En los espacios académicos y mediáticos contemporáneos, el tratamiento del conflicto palestino-israelí ha dejado de ser una tarea de análisis objetivo para convertirse en un terreno dominado de interpretaciones ideológicas, prejuicios culturales y emocionalidad desbordada. El sionismo, como concepto histórico y político, rara vez se aborda desde una mirada explicativa. Predomina, más bien, una tendencia interpretativa – una interpretación contaminada por el bagaje personal de quien emite, plagada de fobias, sesgos y, a menudo, una peligrosa deshumanización del “otro”.
¿Cómo hemos permitido que la comprensión crítica sea reemplazada por narrativas maniqueas? ¿Qué lugar le queda a la empatía, a la complejidad, a la voz del humanismo en medio de tanta consigna?

Alfredo Jalife, una figura de influencia en ciertos sectores estudiantiles y de izquierda alternativa, representa un caso emblemático. Aunque posee un amplio caudal de datos en conexiones geopolíticas, su discurso está impregnado de una retórica identitaria que tiende a alimentar el resentimiento más que a esclarecer los procesos. En sus análisis, el conflicto se vuelve una novela conspirativa, donde se alternan teorías raciales sobre el ADN, etnicidades e incluso complot global que, en lugar de esclarecer, simplifican de forma peligrosa.
La consecuencia de esta narrativa es visible : un malestar emocional creciente entre las audiencias jóvenes -estudiantes universitarios, en su mayoría- que terminan repitiendo consignas sin comprender del todo el trasfondo histórico, político y ético del conflicto.

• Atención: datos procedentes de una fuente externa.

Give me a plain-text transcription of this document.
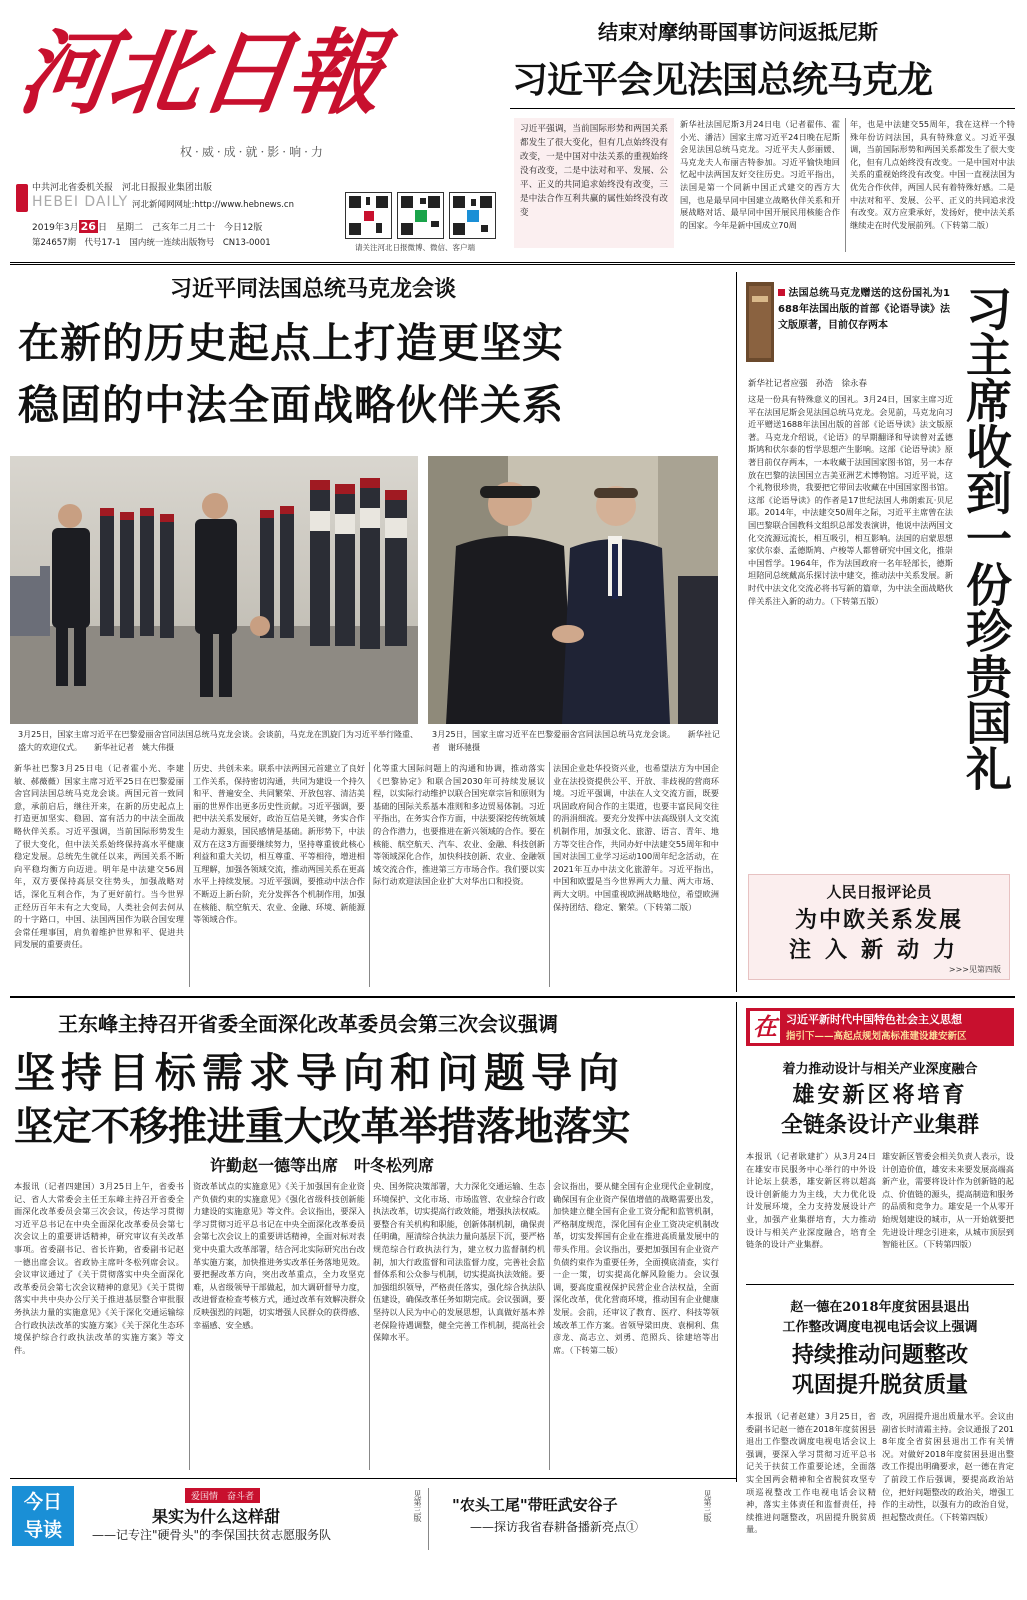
河北日報
权·威·成·就·影·响·力
中共河北省委机关报　河北日报报业集团出版
HEBEI DAILY 河北新闻网网址:http://www.hebnews.cn
2019年3月 26 日　星期二　己亥年二月二十　今日12版
第24657期　代号17-1　国内统一连续出版物号　CN13-0001	请关注河北日报微博、微信、客户端
结束对摩纳哥国事访问返抵尼斯
习近平会见法国总统马克龙
习近平强调，当前国际形势和两国关系都发生了很大变化，但有几点始终没有改变，一是中国对中法关系的重视始终没有改变，二是中法对和平、发展、公平、正义的共同追求始终没有改变，三是中法合作互利共赢的属性始终没有改变
新华社法国尼斯3月24日电（记者翟伟、霍小光、潘洁）国家主席习近平24日晚在尼斯会见法国总统马克龙。习近平夫人彭丽媛、马克龙夫人布丽吉特参加。习近平愉快地回忆起中法两国友好交往历史。习近平指出，法国是第一个同新中国正式建交的西方大国，也是最早同中国建立战略伙伴关系和开展战略对话、最早同中国开展民用核能合作的国家。今年是新中国成立70周
年，也是中法建交55周年，我在这样一个特殊年份访问法国，具有特殊意义。习近平强调，当前国际形势和两国关系都发生了很大变化，但有几点始终没有改变。一是中国对中法关系的重视始终没有改变。中国一直视法国为优先合作伙伴，两国人民有着特殊好感。二是中法对和平、发展、公平、正义的共同追求没有改变。双方应秉承好，发扬好，使中法关系继续走在时代发展前列。（下转第二版）
习近平同法国总统马克龙会谈
在新的历史起点上打造更坚实
稳固的中法全面战略伙伴关系
3月25日，国家主席习近平在巴黎爱丽舍宫同法国总统马克龙会谈。会谈前，马克龙在凯旋门为习近平举行隆重、盛大的欢迎仪式。　　新华社记者　姚大伟摄
3月25日，国家主席习近平在巴黎爱丽舍宫同法国总统马克龙会谈。　　新华社记者　谢环驰摄
新华社巴黎3月25日电（记者霍小光、李建敏、郝薇薇）国家主席习近平25日在巴黎爱丽舍宫同法国总统马克龙会谈。两国元首一致同意，承前启后，继往开来，在新的历史起点上打造更加坚实、稳固、富有活力的中法全面战略伙伴关系。习近平强调，当前国际形势发生了很大变化，但中法关系始终保持高水平健康稳定发展。总统先生就任以来，两国关系不断向平稳均衡方向迈进。明年是中法建交56周年，双方要保持高层交往势头，加强战略对话，深化互利合作，为了更好前行。当今世界正经历百年未有之大变局，人类社会何去何从的十字路口，中国、法国两国作为联合国安理会常任理事国，肩负着维护世界和平、促进共同发展的重要责任。
历史、共创未来。联系中法两国元首建立了良好工作关系，保持密切沟通，共同为建设一个持久和平、普遍安全、共同繁荣、开放包容、清洁美丽的世界作出更多历史性贡献。习近平强调，要把中法关系发展好，政治互信是关键，务实合作是动力源泉，国民感情是基础。新形势下，中法双方在这3方面要继续努力，坚持尊重彼此核心利益和重大关切，相互尊重、平等相待，增进相互理解，加强各领域交流，推动两国关系在更高水平上持续发展。习近平强调，要推动中法合作不断迈上新台阶，充分发挥各个机制作用，加强在核能、航空航天、农业、金融、环境、新能源等领域合作。
化等重大国际问题上的沟通和协调，推动落实《巴黎协定》和联合国2030年可持续发展议程，以实际行动维护以联合国宪章宗旨和原则为基础的国际关系基本准则和多边贸易体制。习近平指出，在务实合作方面，中法要深挖传统领域的合作潜力，也要推进在新兴领域的合作。要在核能、航空航天、汽车、农业、金融、科技创新等领域深化合作，加快科技创新、农业、金融领域交流合作，推进第三方市场合作。我们要以实际行动欢迎法国企业扩大对华出口和投资。
法国企业赴华投资兴业，也希望法方为中国企业在法投资提供公平、开放、非歧视的营商环境。习近平强调，中法在人文交流方面，既要巩固政府间合作的主渠道，也要丰富民间交往的涓涓细流。要充分发挥中法高级别人文交流机制作用，加强文化、旅游、语言、青年、地方等交往合作，共同办好中法建交55周年和中国对法国工业学习运动100周年纪念活动，在2021年互办中法文化旅游年。习近平指出，中国和欧盟是当今世界两大力量、两大市场、两大文明。中国重视欧洲战略地位，希望欧洲保持团结、稳定、繁荣。（下转第二版）
习主席收到一份珍贵国礼
法国总统马克龙赠送的这份国礼为1688年法国出版的首部《论语导读》法文版原著，目前仅存两本
新华社记者应强　孙浩　徐永春
这是一份具有特殊意义的国礼。3月24日，国家主席习近平在法国尼斯会见法国总统马克龙。会见前，马克龙向习近平赠送1688年法国出版的首部《论语导读》法文版原著。马克龙介绍说，《论语》的早期翻译和导读曾对孟德斯鸠和伏尔泰的哲学思想产生影响。这部《论语导读》原著目前仅存两本，一本收藏于法国国家图书馆，另一本存放在巴黎的法国国立吉美亚洲艺术博物馆。习近平说，这个礼物很珍贵，我要把它带回去收藏在中国国家图书馆。这部《论语导读》的作者是17世纪法国人弗朗索瓦·贝尼耶。2014年，中法建交50周年之际，习近平主席曾在法国巴黎联合国教科文组织总部发表演讲，他说中法两国文化交流源远流长，相互吸引，相互影响。法国的启蒙思想家伏尔泰、孟德斯鸠、卢梭等人都曾研究中国文化，推崇中国哲学。1964年，作为法国政府一名年轻部长，德斯坦陪同总统戴高乐探讨法中建交，推动法中关系发展。新时代中法文化交流必将书写新的篇章，为中法全面战略伙伴关系注入新的动力。（下转第五版）
人民日报评论员
为中欧关系发展
注入新动力
>>>见第四版
王东峰主持召开省委全面深化改革委员会第三次会议强调
坚持目标需求导向和问题导向
坚定不移推进重大改革举措落地落实
许勤赵一德等出席　叶冬松列席
本报讯（记者四建国）3月25日上午，省委书记、省人大常委会主任王东峰主持召开省委全面深化改革委员会第三次会议，传达学习贯彻习近平总书记在中央全面深化改革委员会第七次会议上的重要讲话精神，研究审议有关改革事项。省委副书记、省长许勤，省委副书记赵一德出席会议。省政协主席叶冬松列席会议。会议审议通过了《关于贯彻落实中央全面深化改革委员会第七次会议精神的意见》《关于贯彻落实中共中央办公厅关于推进基层整合审批服务执法力量的实施意见》《关于深化交通运输综合行政执法改革的实施方案》《关于深化生态环境保护综合行政执法改革的实施方案》等文件。
资改革试点的实施意见》《关于加强国有企业资产负债约束的实施意见》《强化省级科技创新能力建设的实施意见》等文件。会议指出，要深入学习贯彻习近平总书记在中央全面深化改革委员会第七次会议上的重要讲话精神，全面对标对表党中央重大改革部署，结合河北实际研究出台改革实施方案，加快推进务实改革任务落地见效。要把握改革方向，突出改革重点，全力攻坚克难，从省级领导干部做起，加大调研督导力度，改进督查检查考核方式，通过改革有效解决群众反映强烈的问题，切实增强人民群众的获得感、幸福感、安全感。
央、国务院决策部署，大力深化交通运输、生态环境保护、文化市场、市场监管、农业综合行政执法改革，切实提高行政效能，增强执法权威。要整合有关机构和职能，创新体制机制，确保责任明确，厘清综合执法力量向基层下沉，要严格规范综合行政执法行为，建立权力监督制约机制，加大行政监督和司法监督力度，完善社会监督体系和公众参与机制，切实提高执法效能。要加强组织领导，严格责任落实，强化综合执法队伍建设，确保改革任务如期完成。会议强调，要坚持以人民为中心的发展思想，认真做好基本养老保险待遇调整，健全完善工作机制，提高社会保障水平。
会议指出，要从健全国有企业现代企业制度，确保国有企业资产保值增值的战略需要出发，加快建立健全国有企业工资分配和监管机制，严格制度规范，深化国有企业工资决定机制改革，切实发挥国有企业在推进高质量发展中的带头作用。会议指出，要把加强国有企业资产负债约束作为重要任务，全面摸底清查，实行一企一策，切实提高化解风险能力。会议强调，要高度重视保护民营企业合法权益，全面深化改革，优化营商环境，推动国有企业健康发展。会前，还审议了教育、医疗、科技等领域改革工作方案。省领导梁田庚、袁桐利、焦彦龙、高志立、刘勇、范照兵、徐建培等出席。（下转第二版）
在 习近平新时代中国特色社会主义思想
指引下——高起点规划高标准建设雄安新区
着力推动设计与相关产业深度融合
雄安新区将培育
全链条设计产业集群
本报讯（记者耿建扩）从3月24日在雄安市民服务中心举行的中外设计论坛上获悉，雄安新区将以超高设计创新能力为主线，大力优化设计发展环境，全力支持发展设计产业，加强产业集群培育，大力推动设计与相关产业深度融合，培育全链条的设计产业集群。
雄安新区管委会相关负责人表示，设计创造价值，雄安未来要发展高端高新产业，需要将设计作为创新链的起点、价值链的源头，提高制造和服务的品质和竞争力。雄安是一个从零开始规划建设的城市，从一开始就要把先进设计理念引进来，从城市顶层到智能社区。（下转第四版）
赵一德在2018年度贫困县退出
工作整改调度电视电话会议上强调
持续推动问题整改
巩固提升脱贫质量
本报讯（记者赵建）3月25日，省委副书记赵一德在2018年度贫困县退出工作整改调度电视电话会议上强调，要深入学习贯彻习近平总书记关于扶贫工作重要论述，全面落实全国两会精神和全省脱贫攻坚专项巡视整改工作电视电话会议精神，落实主体责任和监督责任，持续推进问题整改，巩固提升脱贫质量。
改，巩固提升退出质量水平。会议由副省长时清霜主持。会议通报了2018年度全省贫困县退出工作有关情况。对做好2018年度贫困县退出整改工作提出明确要求，赵一德在肯定了前段工作后强调，要提高政治站位，把好问题整改的政治关，增强工作的主动性，以强有力的政治自觉，担起整改责任。（下转第四版）
今日
导读
爱国情　奋斗者
果实为什么这样甜
——记专注"硬骨头"的李保国扶贫志愿服务队
见第三版 "农头工尾"带旺武安谷子
——探访我省春耕备播新亮点①
见第三版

Incluso autores como Noam Chomsky, cuya obra es fundamental para entender la crítica a las estructuras de poder global, caen a veces en ese terreno ambiguo. Su posicionamiento de reproche hacia el sionismo se justifica, para muchos, en su identidad judía. Como si el linaje validara automáticamente una postura y la procedencia étnica otorgara licencia moral para opinar de un tema tan trágicamente humano.


La universidad, ese espacio que debiera ser plural, formativo, ético, se ha transformado en muchos casos en una trinchera de dogmas. Profesores que pontifican desde su púlpito ideológico, incapaces de ver los dos lados del conflicto. Académicos que reducen la historia a una narrativa de opresores y oprimidos, sin matices ni contexto. Se omite que tanto palestinos como israelíes son víctimas de sistemas geopolíticos, militares y mediáticos que los superan. Se olvida, sobre todo, que ambos pueblos hay madres que lloran, niños que crecen con miedo, y voces que -desde dentro- también claman por paz.
El escritor israelí David Grossman, cuya vida fue marcada por la pérdida de su hijo en la guerra del Líbano, escribió: “La historia del otro nunca es cómoda, pero si no la escuchas, nunca saldrás del lugar donde estás” Este tipo de pensamiento, profundamente humano, es el que falta en la academia actual, en los medios, y en los análisis públicos sobre el conflicto. Escuchar la historia del otro. No justificarla, no abrazarla ciegamente, sino comprender que en la narrativa ajena también hay dolor, razones y humanidad.
No se trata de negar los crímenes de un lado, ni de justificar la violencia de ciertos sectores palestinos. Se trata de salir del atajo de los prejuicios y el narcisismo moral. De construir una ética del pensamiento que no instrumentalice el sufrimiento. De entender que las soluciones – si es que aún las hay- no vendrán desde la arrogancia ideológica, sino desde la escucha, la empatía y la capacidad de abrazar la complejidad.
Mientras la intelectualidad siga prefiriendo la interpretación sesgada a la explicación honesta, seguiremos atrapados en los mismos círculos de odio. No se trata de tomar partido por una bandera, sino de volver a mirar el rostros humano detrás de cada conflicto. Por que sin humanidad, la política se convierte en cinismo y el pensamiento en una forma más de violencia.